Suddenly is not entirely accurate. He’s had problems since last summer and the vet has not been able to pinpoint it. It seems subtle and the vet writes it off to him being a pony. But I know something is wrong. Also, when the pony trots in a circle to the left, he turns his head out to the right, which he did not used to do. Last summer, he began cross-cantering when asked to go to the left, which seems to be resolving bit by bit. This one symptom - not crossing his right front leg over the left front - is kind of the most clear dis-ability. He tight ropes and has hocks that are weak but that is not news.

Yes, I’m trying to get another vet. Apparently, that is a political problem.

Neck or shoulder?

Neurological.

Lower neck, C5-6-7. At least based on my recent experiences and my hindsight view of the slight dysfunction that was building over time.

It wasn’t that expensive to get a series of neck x-rays. I’d also have a complete neuro eval don.

I can believe it is neck. He was assessed for neuro, and I really don’t think it’s that. I have a low-grade neuro horse. My friend with a great deal of horse experience thinks that turning as I’m asking requires him to sit back on his haunches and his arthritic hock could be the issue. Have any dressage trainers had experience with horses suddenly not willing to cross over in front?

If the cross cantering is a related symptom, then it could be hind end. Or you could have 2 things going on.

Update: vet came out and put pony on lunge after standing exam. Standing exam: Vet notes that he doesn’t flex his backend with pressure and seems very dull to the touch (doesn’t notice -or care- about pokes along the back end). On lunge: Immediately said he lame on front to the left… Not much better to the right. Asked me to put his boots on, and viola- he picked up his leads! So he’s sore on his front both sides and flexes positive on the left stifle. BUT not the end of story.

He still couldn’t do the crossover (right front hoof crosses over left front.). She suspects some neck involvement.

She blocked his heels, no change on lunge. Blocked the front of the foot and he was better.
We did rads of his feet, and neck. They look good. One area on the neck might be a concern; she will look more closely in the office. I asked for rads of the stifle. Looks good. I’m glad things look good. So what’s the problem?
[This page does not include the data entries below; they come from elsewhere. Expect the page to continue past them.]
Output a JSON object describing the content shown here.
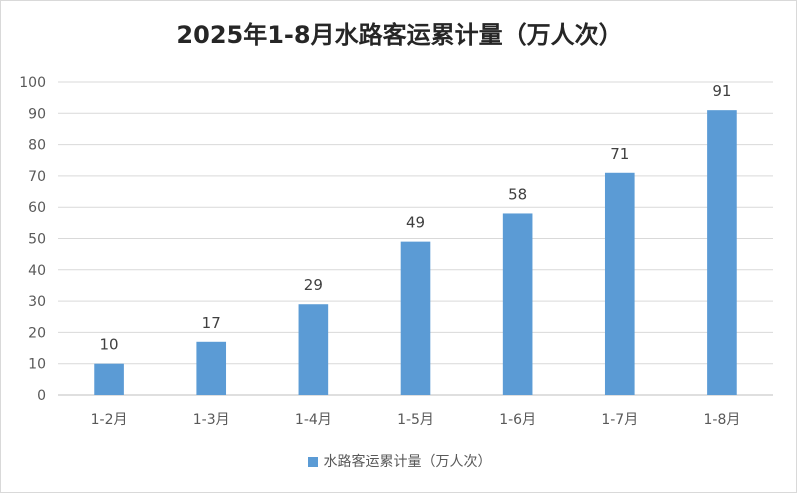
{
  "chart_data": {
    "type": "bar",
    "title": "2025年1-8月水路客运累计量（万人次）",
    "categories": [
      "1-2月",
      "1-3月",
      "1-4月",
      "1-5月",
      "1-6月",
      "1-7月",
      "1-8月"
    ],
    "series": [
      {
        "name": "水路客运累计量（万人次）",
        "values": [
          10,
          17,
          29,
          49,
          58,
          71,
          91
        ]
      }
    ],
    "ylim": [
      0,
      100
    ],
    "yticks": [
      0,
      10,
      20,
      30,
      40,
      50,
      60,
      70,
      80,
      90,
      100
    ],
    "grid": true,
    "legend_position": "bottom",
    "data_labels": true,
    "bar_color": "#5b9bd5"
  }
}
So… What would you do next? I am kind of thinking there was no point to the rads of the stifle. It has to be soft tissue injury or the symptoms would have been much more consistent and dramatic (or not?). Should I have rads of the back done? This pony had a loooong history of bucking kids off (no longer ridden; drives a carriage.). Vet thinks maybe that’s the problem area. We will do another follow up exam. Just wondering where others would go with this.

Depending on how the neck rads look once the vet can view them better, I’d maybe go with ultrasound of the neck and/or rads of the back.